Liz Whittmore of Reel News Daily returns from the darkness with a look at THE CELLAR
Filmed on location in Roscommon, Ireland, The Cellar tells the story of Keira Woods (Elisha Cuthbert), whose daughter mysteriously vanishes in the cellar of their new house in the country. Keira soon discovers there is an ancient and powerful entity controlling their home that she will have to face or risk losing her family’s souls forever.
Shudder original The Cellar made its debut at SXSW 2022 in the Midnighter’s section. Elisha Cuthbert helms this haunted house film alongside Eion Macken. As a husband and wife team working on a new Gen X influencer platform, their strangely inexpensive Irish mansion comes with more than some old furniture. With Mom and Dad busy pitching their ideas, kids Ellie and Steven are home alone when the power goes out. As Ellie descends the creepy stairs of the pitch-black basement in search of the fuse, she mysteriously disappears while on the phone with Kiera.

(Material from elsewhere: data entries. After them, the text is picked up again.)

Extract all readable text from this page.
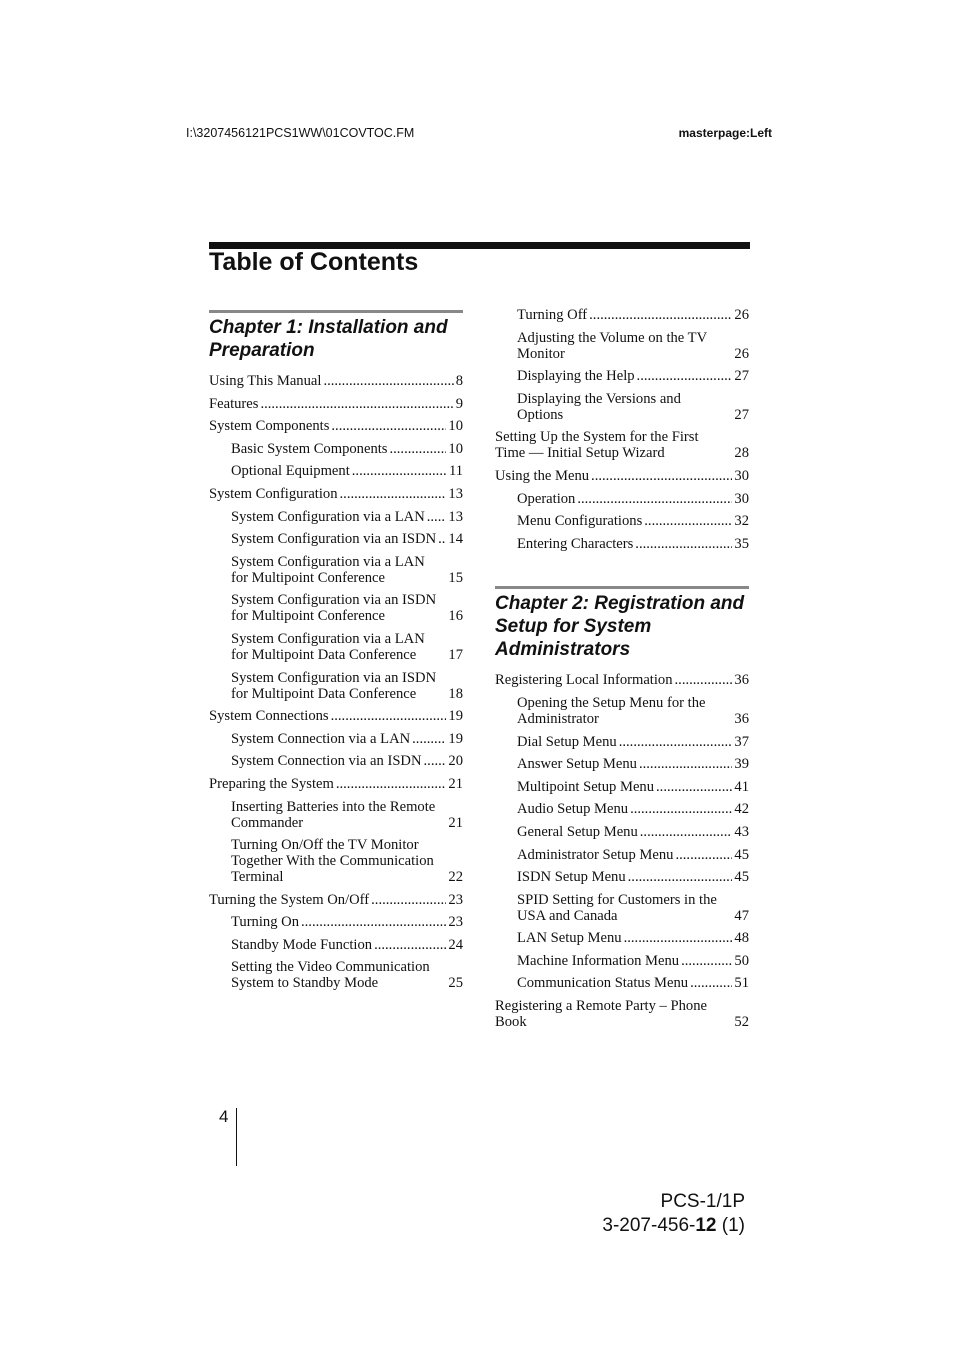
I:\3207456121PCS1WW\01COVTOC.FM	masterpage:Left
Table of Contents
Chapter 1: Installation and Preparation
Using This Manual .....	8
Features .....	9
System Components .....	10
Basic System Components .....	10
Optional Equipment .....	11
System Configuration .....	13
System Configuration via a LAN ..... 13
System Configuration via an ISDN ..... 14
System Configuration via a LAN for Multipoint Conference	15
System Configuration via an ISDN for Multipoint Conference	16
System Configuration via a LAN for Multipoint Data Conference	17
System Configuration via an ISDN for Multipoint Data Conference	18
System Connections .....	19
System Connection via a LAN .....	19
System Connection via an ISDN ..... 20
Preparing the System .....	21
Inserting Batteries into the Remote Commander	21
Turning On/Off the TV Monitor Together With the Communication Terminal	22
Turning the System On/Off .....	23
Turning On .....	23
Standby Mode Function .....	24
Setting the Video Communication System to Standby Mode	25
Turning Off .....	26
Adjusting the Volume on the TV Monitor	26
Displaying the Help .....	27
Displaying the Versions and Options	27
Setting Up the System for the First Time — Initial Setup Wizard	28
Using the Menu .....	30
Operation .....	30
Menu Configurations .....	32
Entering Characters .....	35
Chapter 2: Registration and Setup for System Administrators
Registering Local Information .....	36
Opening the Setup Menu for the Administrator	36
Dial Setup Menu .....	37
Answer Setup Menu .....	39
Multipoint Setup Menu .....	41
Audio Setup Menu .....	42
General Setup Menu .....	43
Administrator Setup Menu .....	45
ISDN Setup Menu .....	45
SPID Setting for Customers in the USA and Canada	47
LAN Setup Menu .....	48
Machine Information Menu .....	50
Communication Status Menu .....	51
Registering a Remote Party – Phone Book	52
4
PCS-1/1P
3-207-456-12 (1)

Writer-director Brendan Muldowney made a short film in 2004 titled The Ten Steps (which you can find online.) The short film is horror perfection. The Cellar is a feature expanded from that story. The Ten Steps captured all the fear in 10 minutes. The Cellar takes a lot of cliches that genre fans will love, and frankly work well, and becomes an overlong and dimly lit film. As a mom, I felt Cuthbert’s sense of urgency was missing. These parents are the least panicked Mother and Father I’ve ever seen. Where are the missing posters? No tears of distress?
As Kiera investigates the house’s history, we are introduced to everything from Jewish mysticism to quantum physics. I wasn’t expecting math to be a thing, yet here we are. I thought the record player that coaxed the family members into all sorts of trouble was clever. But, not so much the characters googling Latin quotations. It’s a lot. There are fleeting moments of greatness, such as an ancient abacus moving on its own, air blowing from underneath the cellar door as if a creature were heavily breathing. The classic scares worked best for me. The final 20 minutes is where the real action occurs, a clear nod to The Beyond. This is what I was waiting for, and it is genuinely satisfying. The visual change-up was an honest “Hell, Yes” moment, no pun intended. The Cellar is ultimately a film Shudder audiences will dig. So, simply sit back, don’t overthink it, and enjoy the devilish chaos.
*Perhaps ignore the fact that it will remind a few of you of Krampus.